La contrazione del settore edile italiano è stata generale e ha colpito tutti i sottosettori monitorati, con quello dell’edilizia residenziale che però ha subito il colpo maggiore, con il livello di attività in calo al livello più veloce osservato dal picco della pandemia. Anche il sottosettore dell’edilizia non residenziale e dell’ingegneria civile versano in pessime condizioni. Il primo, dopo due mesi di crescita marginale, è adesso ritornato a contrarsi mentre il secondo ha osservato una contrazione mensile consecutiva di cinque mesi”, commenta Jonas Feldhusen, economista junior presso Hamburg Commercial Bank, che aggiunge: “Dopo la fine dello schema del superbonus la situazione del settore edile italiano è critica. Se anticipiamo nuovi tagli dei tassi di interesse da parte della Bce a settembre, che naturalmente offriranno beneficio al settore edile, non è certo che questa decisione provvederà un incentivo significativo. Prevediamo quindi, un allungamento del periodo di contrazione del settore edile”. Una contrazione figlia anche dei tassi d’interesse portati al massimo di 20 anni da parte della Bce, come emerge dai numeri sull’immobiliare diffusi ieri dall’Istat.

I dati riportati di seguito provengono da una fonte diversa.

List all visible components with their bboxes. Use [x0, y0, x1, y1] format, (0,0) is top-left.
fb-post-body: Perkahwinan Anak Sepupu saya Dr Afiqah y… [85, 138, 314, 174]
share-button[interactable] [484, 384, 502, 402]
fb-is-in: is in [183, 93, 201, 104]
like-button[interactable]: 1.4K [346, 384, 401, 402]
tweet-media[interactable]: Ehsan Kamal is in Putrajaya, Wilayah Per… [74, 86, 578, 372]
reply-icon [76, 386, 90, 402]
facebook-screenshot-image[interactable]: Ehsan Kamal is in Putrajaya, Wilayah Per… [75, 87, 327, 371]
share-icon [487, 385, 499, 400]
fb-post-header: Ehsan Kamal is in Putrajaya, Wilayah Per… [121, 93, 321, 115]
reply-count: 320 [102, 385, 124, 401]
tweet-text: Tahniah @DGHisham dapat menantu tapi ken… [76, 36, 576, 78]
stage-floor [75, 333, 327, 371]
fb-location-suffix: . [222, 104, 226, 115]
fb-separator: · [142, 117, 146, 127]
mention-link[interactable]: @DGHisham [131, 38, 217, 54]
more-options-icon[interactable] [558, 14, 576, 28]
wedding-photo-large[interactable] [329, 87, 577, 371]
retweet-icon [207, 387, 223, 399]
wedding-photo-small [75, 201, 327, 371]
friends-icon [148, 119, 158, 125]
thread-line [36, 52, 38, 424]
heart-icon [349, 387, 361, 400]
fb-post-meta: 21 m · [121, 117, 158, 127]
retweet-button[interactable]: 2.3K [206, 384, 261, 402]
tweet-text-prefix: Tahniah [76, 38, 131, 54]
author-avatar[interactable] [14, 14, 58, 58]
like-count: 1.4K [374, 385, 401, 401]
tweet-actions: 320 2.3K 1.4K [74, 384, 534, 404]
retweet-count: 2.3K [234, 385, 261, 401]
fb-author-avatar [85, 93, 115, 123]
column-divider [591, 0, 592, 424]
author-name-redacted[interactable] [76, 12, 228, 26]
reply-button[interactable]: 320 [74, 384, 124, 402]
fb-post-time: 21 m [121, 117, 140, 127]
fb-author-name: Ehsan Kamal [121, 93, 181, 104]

Nel 2023 il mercato immobiliare, con 933.919 convenzioni notarili di compravendita, registra un andamento in ribasso rispetto all’anno precedente (-8,1%). La flessione interessa il settore abitativo (-8,9%), con variazioni negative superiori alla media nazionale al Centro (-11,6%) e nel Nord-ovest (-11,3%); più lieve il calo nel Nord-est (-8,4%) e al Sud (-6,2%), mentre le Isole rimangono sostanzialmente stabili (+0,4%). Il settore economico cresce complessivamente del 6,8%, trainato dal Nord-est (+12,0%); l’espansione è più moderata nelle altre aree territoriali: +7,2% Isole, +6,2% Sud, +5,8% Nord-ovest e +2,9% Centro“, sottolineava l’istituto di statistica. E “le convenzioni notarili per mutui, finanziamenti e altre obbligazioni con costituzione di ipoteca immobiliare (308.910 nell’anno 2023) sono in calo del 27,1% rispetto al 2022. La diminuzione interessa soprattutto il Nord-ovest (-30,0%) e il Centro (-29,2%), seguiti da Nord-est (-24,8%) Sud (-23,8%) e Isole (-20,1%)“, concludeva Istat.

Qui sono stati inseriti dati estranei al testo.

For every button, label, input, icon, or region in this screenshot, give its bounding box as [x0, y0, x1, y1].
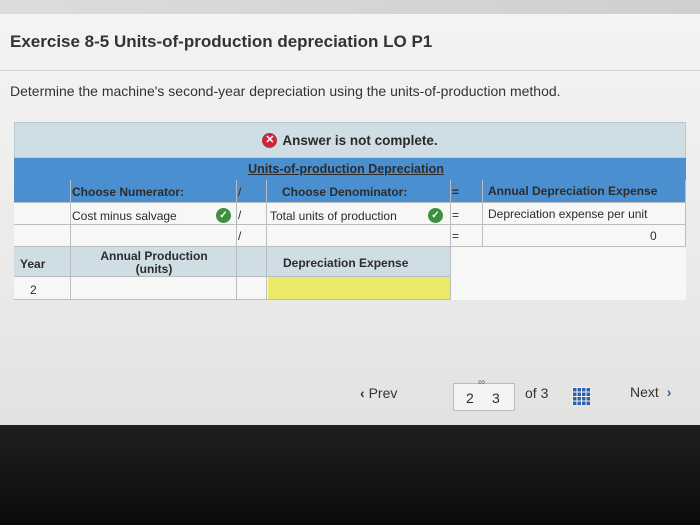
numerator-select[interactable]: Cost minus salvage: [72, 209, 177, 223]
page-count: of 3: [525, 385, 549, 401]
year-header: Year: [20, 257, 46, 271]
slash-3: /: [238, 229, 242, 243]
link-icon: ∞: [478, 377, 486, 388]
next-label: Next: [630, 384, 659, 400]
equals-3: =: [452, 229, 460, 243]
next-page-number: 3: [492, 390, 500, 406]
numerator-check-icon: ✓: [216, 208, 231, 223]
year-value: 2: [30, 283, 37, 297]
current-page: 2: [466, 390, 474, 406]
instruction-text: Determine the machine's second-year depr…: [10, 83, 561, 99]
annual-production-input[interactable]: [72, 278, 234, 298]
x-circle-icon: ✕: [262, 132, 278, 148]
result-amount: 0: [650, 229, 657, 243]
grid-icon[interactable]: [572, 387, 590, 405]
table-caption: Units-of-production Depreciation: [248, 162, 444, 176]
page-number-box[interactable]: ∞ 2 3: [453, 377, 515, 411]
grid-line: [266, 180, 267, 300]
depreciation-expense-input[interactable]: [268, 277, 450, 299]
grid-line: [14, 224, 686, 225]
desk-background: [0, 425, 700, 525]
grid-line: [70, 180, 71, 300]
grid-line: [236, 180, 237, 300]
grid-line: [14, 299, 450, 300]
denominator-select[interactable]: Total units of production: [270, 209, 397, 223]
slash-1: /: [238, 185, 242, 199]
status-banner: ✕ Answer is not complete.: [14, 122, 686, 158]
equals-2: =: [452, 208, 460, 222]
depreciation-table: Units-of-production Depreciation Choose …: [14, 158, 686, 300]
divider: [0, 70, 700, 71]
result-label: Depreciation expense per unit: [488, 207, 648, 221]
denominator-header: Choose Denominator:: [282, 185, 408, 199]
top-strip: [0, 0, 700, 14]
annual-production-header: Annual Production (units): [100, 249, 208, 276]
exercise-title: Exercise 8-5 Units-of-production depreci…: [10, 32, 433, 51]
grid-line: [482, 180, 483, 246]
chevron-left-icon: ‹: [360, 385, 365, 401]
next-button[interactable]: Next ›: [630, 384, 671, 400]
slash-2: /: [238, 208, 242, 222]
grid-line: [14, 246, 686, 247]
result-header: Annual Depreciation Expense: [488, 184, 658, 198]
chevron-right-icon: ›: [666, 384, 672, 400]
numerator-header: Choose Numerator:: [72, 185, 185, 199]
grid-line: [14, 276, 450, 277]
depreciation-expense-header: Depreciation Expense: [283, 256, 409, 270]
status-text: Answer is not complete.: [282, 132, 438, 148]
equals-1: =: [452, 185, 460, 199]
page: Exercise 8-5 Units-of-production depreci…: [0, 0, 700, 425]
denominator-check-icon: ✓: [428, 208, 443, 223]
prev-button[interactable]: ‹ Prev: [360, 385, 397, 401]
grid-line: [14, 202, 686, 203]
grid-line: [450, 180, 451, 300]
grid-line: [685, 180, 686, 246]
prev-label: Prev: [368, 385, 398, 401]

La crisi del mattone non è solo italiana. Anzi. Proprio per l’effetto Bce, l’indice Pmi costruzioni dell’Eurozona ha registrato 41,4 a luglio, in leggero calo rispetto a 41,8 di giugno. Gli ultimi dati indicavano un forte calo della produzione totale all’inizio della seconda metà dell’anno. Il calo dell’attività è stato determinato da contrazioni generalizzate nelle tre economie monitorate, guidate dal calo più forte registrato in Francia da gennaio. In generale, il tasso di diminuzione della produzione ha leggermente accelerato nell’intera area euro, raggiungendo il valore più forte in sei mesi, e ha continuato a essere guidato da sostanziali contrazioni nell’attività immobiliare, che è stata ancora una volta quella con la performance peggiore tra i tre segmenti monitorati. La flessione è stata guidata dalle deboli condizioni della domanda, evidenziate da un forte calo dei nuovi ordini. Il calo dei nuovi ordini ha innescato un’ulteriore ondata di tagli occupazionali, poiché l’occupazione è scesa a un ritmo leggermente più marcato. Il ridimensionamento e il taglio dei costi si sono riflessi anche in una forte contrazione nell’acquisto dei fattori produttivi e in marcate riduzioni del ricorso ai subappaltatori. In definitiva, il settore immobiliare ha continuato a pesare pesantemente sulla produzione totale ed è stato il settore con la performance peggiore, registrando la riduzione più marcata da aprile 2020.